Justin Bieber: Seasons – Tedious day-to-day existence captured in all its $20m glory

TV review: Five minutes of the star’s $20m series will cure your Bieber fever for good

Justin Bieber: Seasons: the focus of the $20 million YouTube series is the singer in his beanie

Justin Bieber: Seasons: the focus of the $20 million YouTube series is the singer in his beanie

 

Justin Bieber has, by most people’s standards, lived an interesting life. He became a global superstar at 13. He was once detained for trying to smuggle a monkey into Germany. A tattoo of Jesus is splodged down his left leg. The entire world has seen those Instagram snaps of his bum.

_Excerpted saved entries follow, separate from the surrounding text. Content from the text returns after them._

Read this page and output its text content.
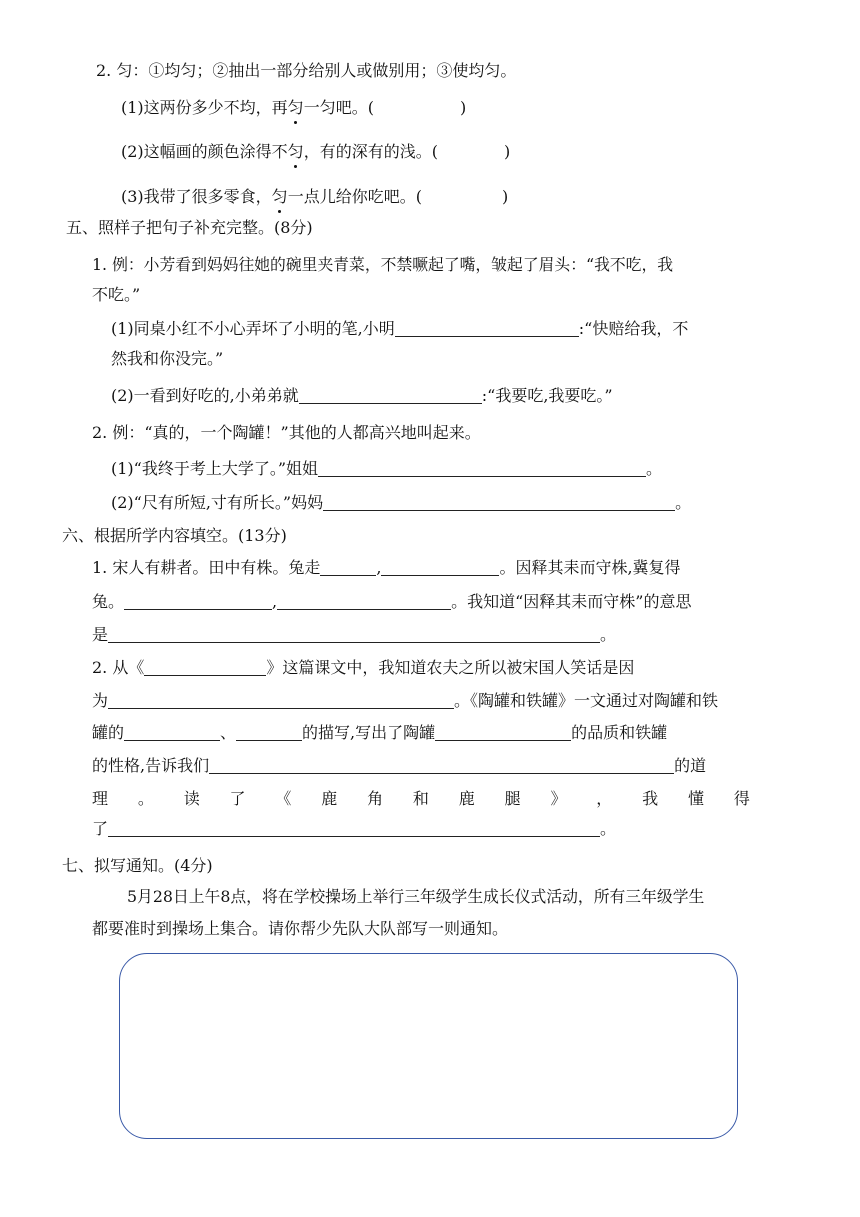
2. 匀：①均匀；②抽出一部分给别人或做别用；③使均匀。
(1)这两份多少不均，再匀一匀吧。(	)
(2)这幅画的颜色涂得不匀，有的深有的浅。(	)
(3)我带了很多零食，匀一点儿给你吃吧。(	)
五、照样子把句子补充完整。(8分)
1. 例：小芳看到妈妈往她的碗里夹青菜，不禁噘起了嘴，皱起了眉头：“我不吃，我
不吃。”
(1)同桌小红不小心弄坏了小明的笔,小明	:“快赔给我，不
然我和你没完。”
(2)一看到好吃的,小弟弟就	:“我要吃,我要吃。”
2. 例：“真的，一个陶罐！”其他的人都高兴地叫起来。
(1)“我终于考上大学了。”姐姐	。
(2)“尺有所短,寸有所长。”妈妈	。
六、根据所学内容填空。(13分)
1. 宋人有耕者。田中有株。兔走	,	。因释其耒而守株,冀复得
兔。	,	。我知道“因释其耒而守株”的意思
是	。
2. 从《	》这篇课文中，我知道农夫之所以被宋国人笑话是因
为	。《陶罐和铁罐》一文通过对陶罐和铁
罐的	、	的描写,写出了陶罐	的品质和铁罐
的性格,告诉我们	的道
理 。 读 了 《 鹿 角 和 鹿 腿 》 ， 我 懂 得
了	。
七、拟写通知。(4分)
5月28日上午8点，将在学校操场上举行三年级学生成长仪式活动，所有三年级学生
都要准时到操场上集合。请你帮少先队大队部写一则通知。
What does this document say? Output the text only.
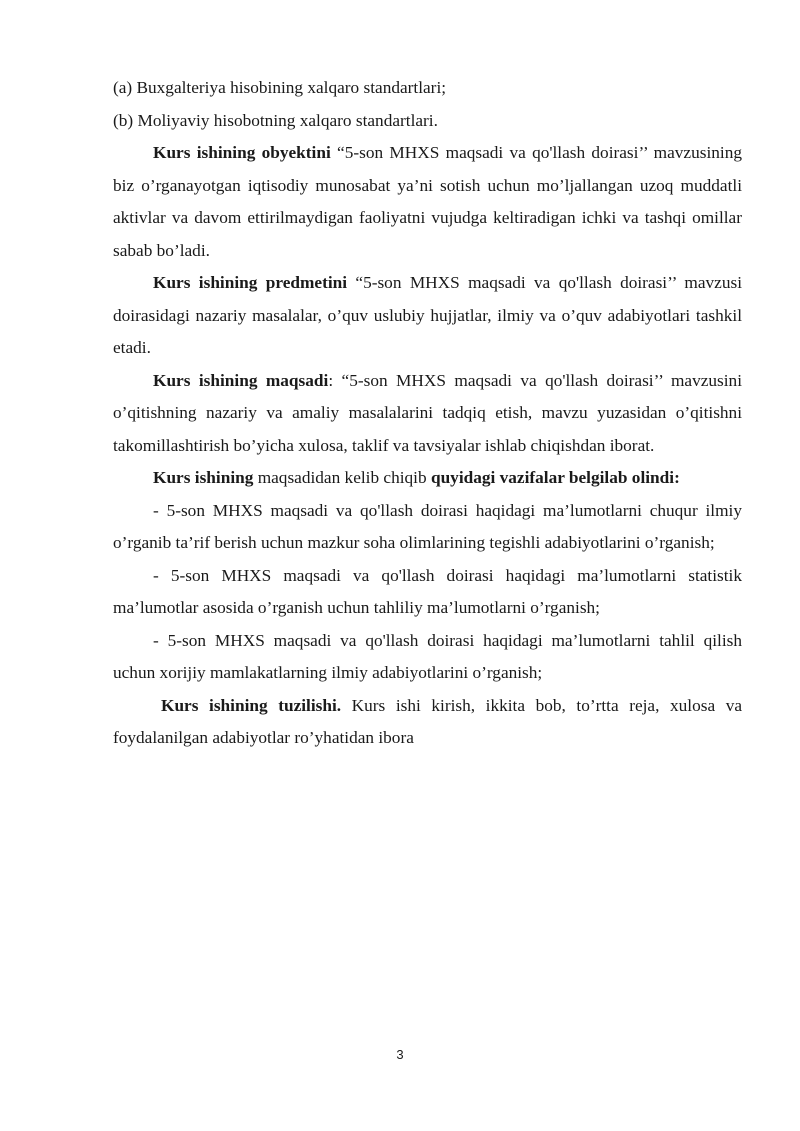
(a) Buxgalteriya hisobining xalqaro standartlari;

(b) Moliyaviy hisobotning xalqaro standartlari.

Kurs ishining obyektini “5-son MHXS maqsadi va qo'llash doirasi’’ mavzusining biz o’rganayotgan iqtisodiy munosabat ya’ni sotish uchun mo’ljallangan uzoq muddatli aktivlar va davom ettirilmaydigan faoliyatni vujudga keltiradigan ichki va tashqi omillar sabab bo’ladi.

Kurs ishining predmetini “5-son MHXS maqsadi va qo'llash doirasi’’ mavzusi doirasidagi nazariy masalalar, o’quv uslubiy hujjatlar, ilmiy va o’quv adabiyotlari tashkil etadi.

Kurs ishining maqsadi: “5-son MHXS maqsadi va qo'llash doirasi’’ mavzusini o’qitishning nazariy va amaliy masalalarini tadqiq etish, mavzu yuzasidan o’qitishni takomillashtirish bo’yicha xulosa, taklif va tavsiyalar ishlab chiqishdan iborat.

Kurs ishining maqsadidan kelib chiqib quyidagi vazifalar belgilab olindi:

- 5-son MHXS maqsadi va qo'llash doirasi haqidagi ma’lumotlarni chuqur ilmiy o’rganib ta’rif berish uchun mazkur soha olimlarining tegishli adabiyotlarini o’rganish;

- 5-son MHXS maqsadi va qo'llash doirasi haqidagi ma’lumotlarni statistik ma’lumotlar asosida o’rganish uchun tahliliy ma’lumotlarni o’rganish;

- 5-son MHXS maqsadi va qo'llash doirasi haqidagi ma’lumotlarni tahlil qilish uchun xorijiy mamlakatlarning ilmiy adabiyotlarini o’rganish;

Kurs ishining tuzilishi. Kurs ishi kirish, ikkita bob, to’rtta reja, xulosa va foydalanilgan adabiyotlar ro’yhatidan ibora

3
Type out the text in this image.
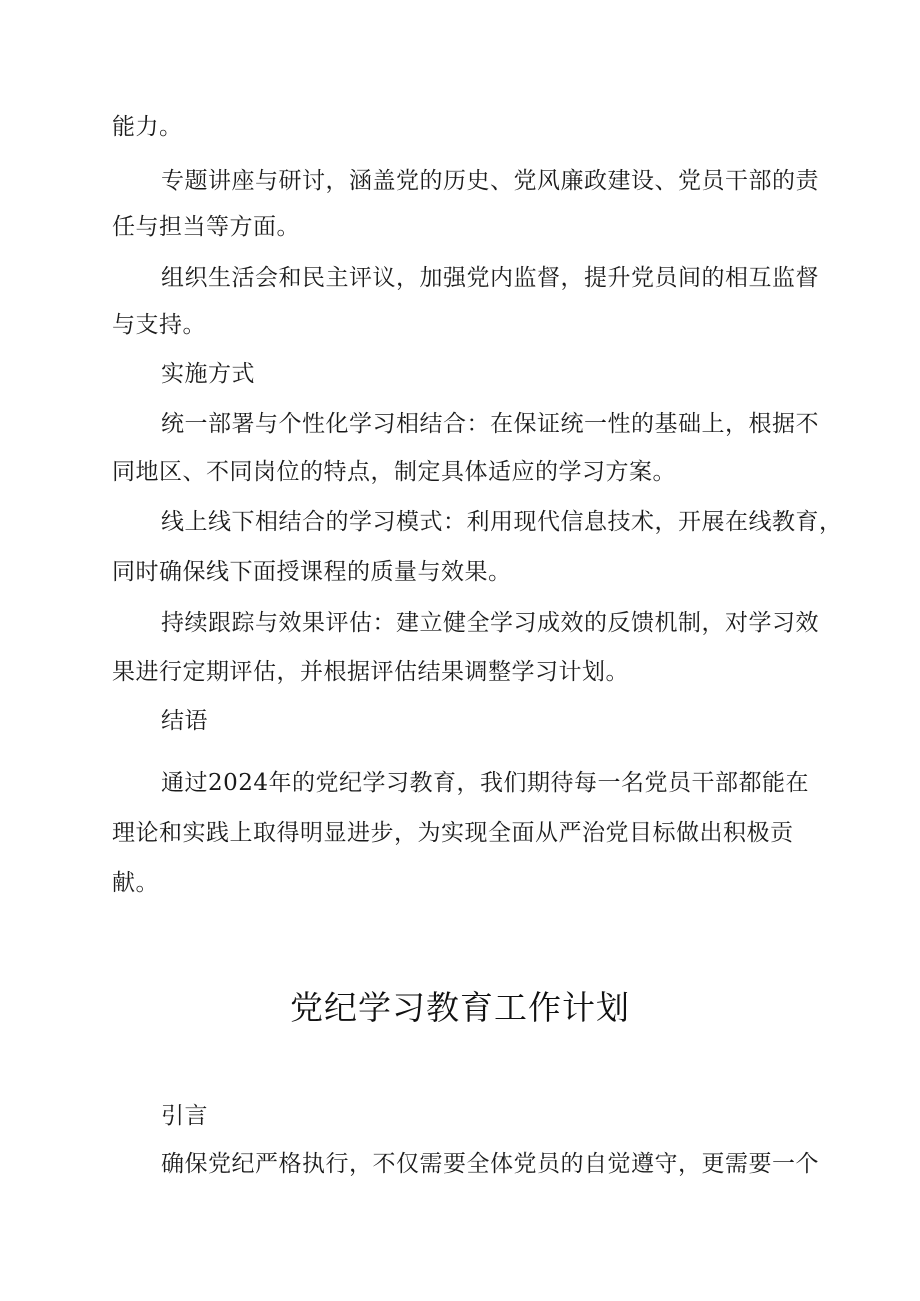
能力。
专题讲座与研讨，涵盖党的历史、党风廉政建设、党员干部的责
任与担当等方面。
组织生活会和民主评议，加强党内监督，提升党员间的相互监督
与支持。
实施方式
统一部署与个性化学习相结合：在保证统一性的基础上，根据不
同地区、不同岗位的特点，制定具体适应的学习方案。
线上线下相结合的学习模式：利用现代信息技术，开展在线教育，
同时确保线下面授课程的质量与效果。
持续跟踪与效果评估：建立健全学习成效的反馈机制，对学习效
果进行定期评估，并根据评估结果调整学习计划。
结语
通过2024年的党纪学习教育，我们期待每一名党员干部都能在
理论和实践上取得明显进步，为实现全面从严治党目标做出积极贡
献。
党纪学习教育工作计划
引言
确保党纪严格执行，不仅需要全体党员的自觉遵守，更需要一个
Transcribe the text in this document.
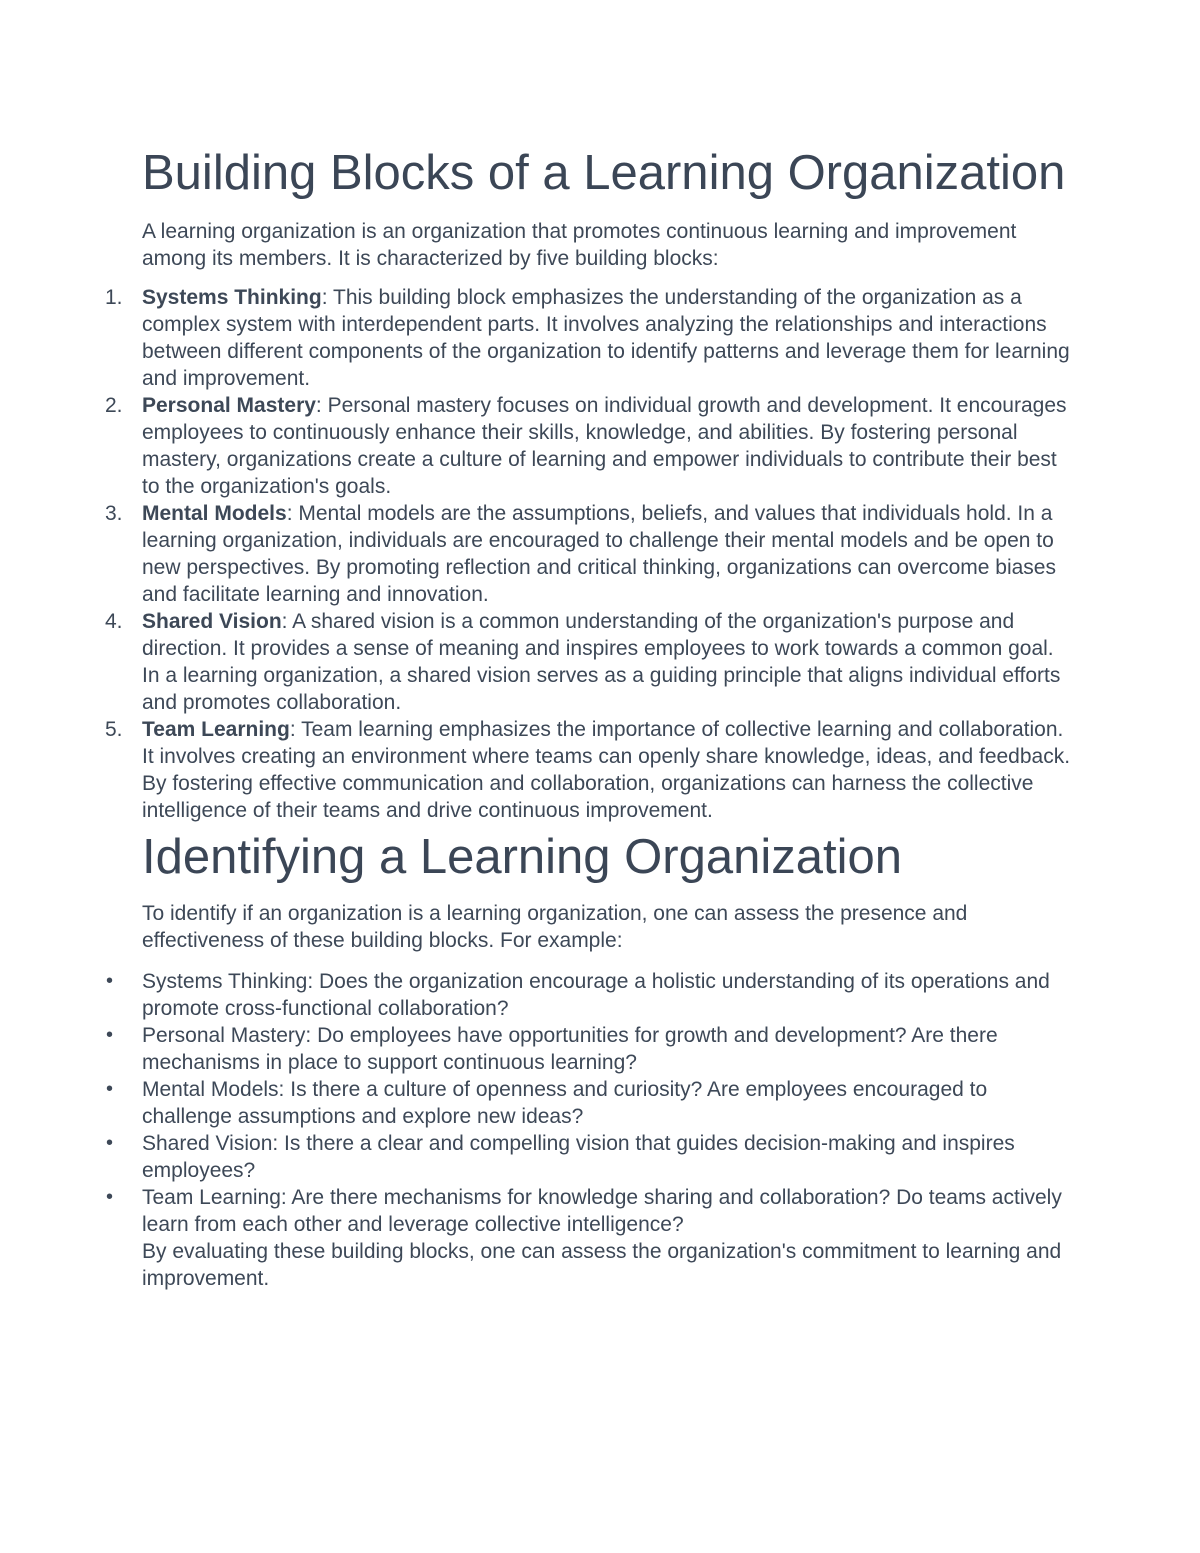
Building Blocks of a Learning Organization

A learning organization is an organization that promotes continuous learning and improvement among its members. It is characterized by five building blocks:

1. Systems Thinking: This building block emphasizes the understanding of the organization as a complex system with interdependent parts. It involves analyzing the relationships and interactions between different components of the organization to identify patterns and leverage them for learning and improvement.
2. Personal Mastery: Personal mastery focuses on individual growth and development. It encourages employees to continuously enhance their skills, knowledge, and abilities. By fostering personal mastery, organizations create a culture of learning and empower individuals to contribute their best to the organization's goals.
3. Mental Models: Mental models are the assumptions, beliefs, and values that individuals hold. In a learning organization, individuals are encouraged to challenge their mental models and be open to new perspectives. By promoting reflection and critical thinking, organizations can overcome biases and facilitate learning and innovation.
4. Shared Vision: A shared vision is a common understanding of the organization's purpose and direction. It provides a sense of meaning and inspires employees to work towards a common goal. In a learning organization, a shared vision serves as a guiding principle that aligns individual efforts and promotes collaboration.
5. Team Learning: Team learning emphasizes the importance of collective learning and collaboration. It involves creating an environment where teams can openly share knowledge, ideas, and feedback. By fostering effective communication and collaboration, organizations can harness the collective intelligence of their teams and drive continuous improvement.
Identifying a Learning Organization

To identify if an organization is a learning organization, one can assess the presence and effectiveness of these building blocks. For example:

• Systems Thinking: Does the organization encourage a holistic understanding of its operations and promote cross-functional collaboration?
• Personal Mastery: Do employees have opportunities for growth and development? Are there mechanisms in place to support continuous learning?
• Mental Models: Is there a culture of openness and curiosity? Are employees encouraged to challenge assumptions and explore new ideas?
• Shared Vision: Is there a clear and compelling vision that guides decision-making and inspires employees?
• Team Learning: Are there mechanisms for knowledge sharing and collaboration? Do teams actively learn from each other and leverage collective intelligence?
By evaluating these building blocks, one can assess the organization's commitment to learning and improvement.
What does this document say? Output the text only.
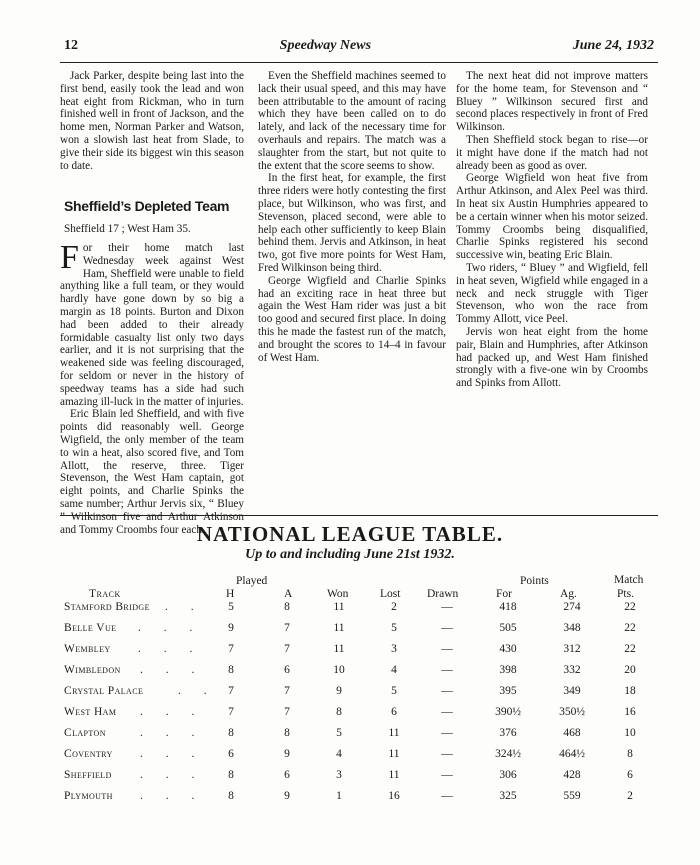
12	Speedway News	June 24, 1932

Jack Parker, despite being last into the first bend, easily took the lead and won heat eight from Rickman, who in turn finished well in front of Jackson, and the home men, Norman Parker and Watson, won a slowish last heat from Slade, to give their side its biggest win this season to date.

Sheffield’s Depleted Team
Sheffield 17 ; West Ham 35.

For their home match last Wednesday week against West Ham, Sheffield were unable to field anything like a full team, or they would hardly have gone down by so big a margin as 18 points. Burton and Dixon had been added to their already formidable casualty list only two days earlier, and it is not surprising that the weakened side was feeling discouraged, for seldom or never in the history of speedway teams has a side had such amazing ill-luck in the matter of injuries.

Eric Blain led Sheffield, and with five points did reasonably well. George Wigfield, the only member of the team to win a heat, also scored five, and Tom Allott, the reserve, three. Tiger Stevenson, the West Ham captain, got eight points, and Charlie Spinks the same number; Arthur Jervis six, “ Bluey ” Wilkinson five and Arthur Atkinson and Tommy Croombs four each.

Even the Sheffield machines seemed to lack their usual speed, and this may have been attributable to the amount of racing which they have been called on to do lately, and lack of the necessary time for overhauls and repairs. The match was a slaughter from the start, but not quite to the extent that the score seems to show.

In the first heat, for example, the first three riders were hotly contesting the first place, but Wilkinson, who was first, and Stevenson, placed second, were able to help each other sufficiently to keep Blain behind them. Jervis and Atkinson, in heat two, got five more points for West Ham, Fred Wilkinson being third.

George Wigfield and Charlie Spinks had an exciting race in heat three but again the West Ham rider was just a bit too good and secured first place. In doing this he made the fastest run of the match, and brought the scores to 14–4 in favour of West Ham.

The next heat did not improve matters for the home team, for Stevenson and “ Bluey ” Wilkinson secured first and second places respectively in front of Fred Wilkinson.

Then Sheffield stock began to rise—or it might have done if the match had not already been as good as over.

George Wigfield won heat five from Arthur Atkinson, and Alex Peel was third. In heat six Austin Humphries appeared to be a certain winner when his motor seized. Tommy Croombs being disqualified, Charlie Spinks registered his second successive win, beating Eric Blain.

Two riders, “ Bluey ” and Wigfield, fell in heat seven, Wigfield while engaged in a neck and neck struggle with Tiger Stevenson, who won the race from Tommy Allott, vice Peel.

Jervis won heat eight from the home pair, Blain and Humphries, after Atkinson had packed up, and West Ham finished strongly with a five-one win by Croombs and Spinks from Allott.

NATIONAL LEAGUE TABLE.
Up to and including June 21st 1932.
Played	Points	Match
Track	H	A	Won	Lost Drawn	For	Ag.	Pts.
Stamford Bridge . . 5	8	11	2	—	418	274	22
Belle Vue . . . 9	7	11	5	—	505	348	22
Wembley . . . 7	7	11	3	—	430	312	22
Wimbledon . . . 8	6	10	4	—	398	332	20
Crystal Palace	. . 7	7	9	5	—	395	349	18
West Ham . . . 7	7	8	6	—	390½	350½	16
Clapton	. . . 8	8	5	11	—	376	468	10
Coventry . . . 6	9	4	11	—	324½	464½	8
Sheffield . . . 8	6	3	11	—	306	428	6
Plymouth . . . 8	9	1	16	—	325	559	2
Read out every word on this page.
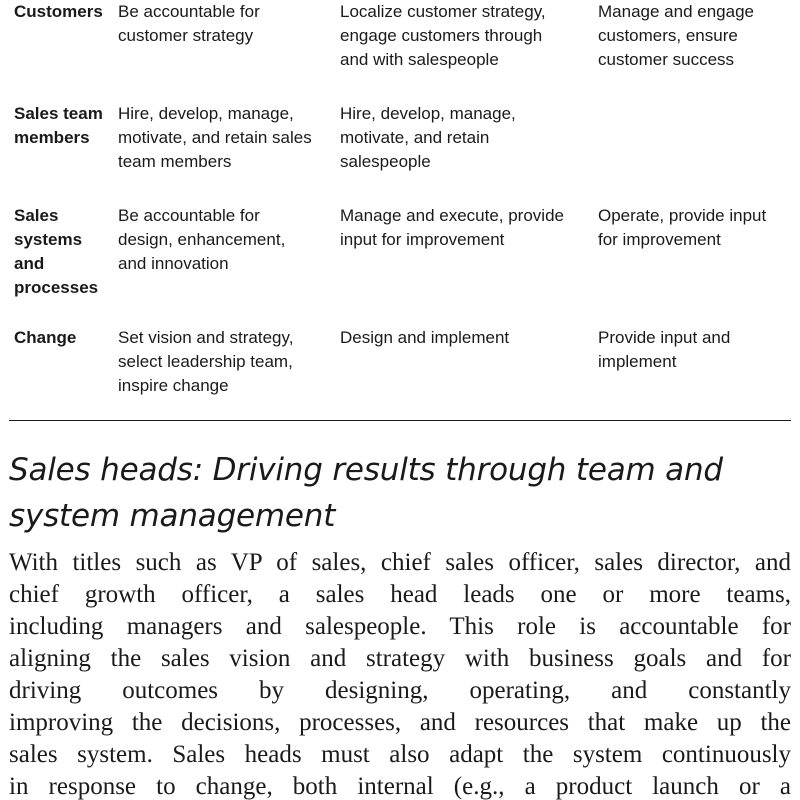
Customers Be accountable for
customer strategy
Localize customer strategy,
engage customers through
and with salespeople
Manage and engage
customers, ensure
customer success
Sales team
members
Hire, develop, manage,
motivate, and retain sales
team members
Hire, develop, manage,
motivate, and retain
salespeople
Sales
systems
and
processes
Be accountable for
design, enhancement,
and innovation
Manage and execute, provide
input for improvement
Operate, provide input
for improvement
Change Set vision and strategy,
select leadership team,
inspire change
Design and implement	Provide input and
implement
Sales heads: Driving results through team and
system management
With titles such as VP of sales, chief sales officer, sales director, and
chief growth officer, a sales head leads one or more teams,
including managers and salespeople. This role is accountable for
aligning the sales vision and strategy with business goals and for
driving outcomes by designing, operating, and constantly
improving the decisions, processes, and resources that make up the
sales system. Sales heads must also adapt the system continuously
in response to change, both internal (e.g., a product launch or a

So why does his day-to-day existence, as captured in his new YouTube documentary, Justin Bieber: Seasons, feel so tedious? There’s no bum. But he does seem so terribly bummed out. There are numerous shots of the now 25-year-old sloping through characterless recording studios or trying to pull off the apparently torturous feat of laying down vocals while wearing an oversized beanie hat. His eyes are always dim, the backgrounds lustreless and dingy. Five minutes in and you may conclude that you made the correct decision by not becoming an international pop star.

Michael Ratner, the director of this 10-part series, treats us to quick interviews with Bieber’s producers and team. All are clearly terrified of falling out with their employer, godhead and reason for existence. One middle-aged engineer describes being at weekend family barbecues only to receive a text from Bieber and then dropping everything to dash to the studio. It is no way for anyone over the age of 15 to live.

In the recording booth Bieber pulls faces as if to suggest that adding a falsetto top line to Yummy, his recent hit, is an ordeal on the level of Kurt Cobain belting out the chorus to Scentless Apprentice

Seasons takes it as a given that you are deeply invested in Bieber as a musician, media phenomenon and human being. And that you have been counting down the days until he returns to live performance. The conceit is that we are peeking over Bieber’s shoulder as he plots his grand comeback, having burnt out and called short his 2017 world tour. There is bonus glamour, moreover, in the form of his wife, Hailey, supermodel, influencer and daughter of lesser Baldwin sibling Stephen.

Bieber can come across as rather strange – and, whether or not that was the intent, it is something the new doc picks up on. Irish fans may recall the 2016 3Arena concert where he called a temporary halt to the performance because fans were flinging tokens of affection on to his “ego ramp”. He barked something about “health and safety” and then began swabbing the stage with a towel. It was just as surreal as you would imagine Justin Bieber wiping down a stage with a towel to be.

That same, almost Alan Partridge-style obliviousness comes to the surface here. In the recording booth he pulls faces as if to suggest that adding a falsetto top line to Yummy, his recent hit, is an ordeal on the level of Kurt Cobain belting out the chorus to Scentless Apprentice. There are, it is true, occasional glimpses of something deeper, such as when he and his wife travel back to his hometown, in Ontario. He is surprised that the tumbledown apartment where he spent his childhood has been refurbished and recalls how self-conscious he was about growing up poor.

But these are mere glimmers. The focus is the studio and on Bieber in his beanie looking in tremendous pain. YouTube has made the first bite-sized episode available for free. (Each instalment is about 10 minutes long.) You’ll have to sign up to the premium service to see the remaining nine. It’s unthinkable that anyone apart from the biggest Bieber fan would regard this as value for money. (Don’t tell YouTube, but I will be cancelling after my free trial.) Even more unthinkable is the idea that YouTube coughed up $20 million for the rights to this solipsistic snoozefest. The best that can be said for it is that it will cure your Bieber fever for good.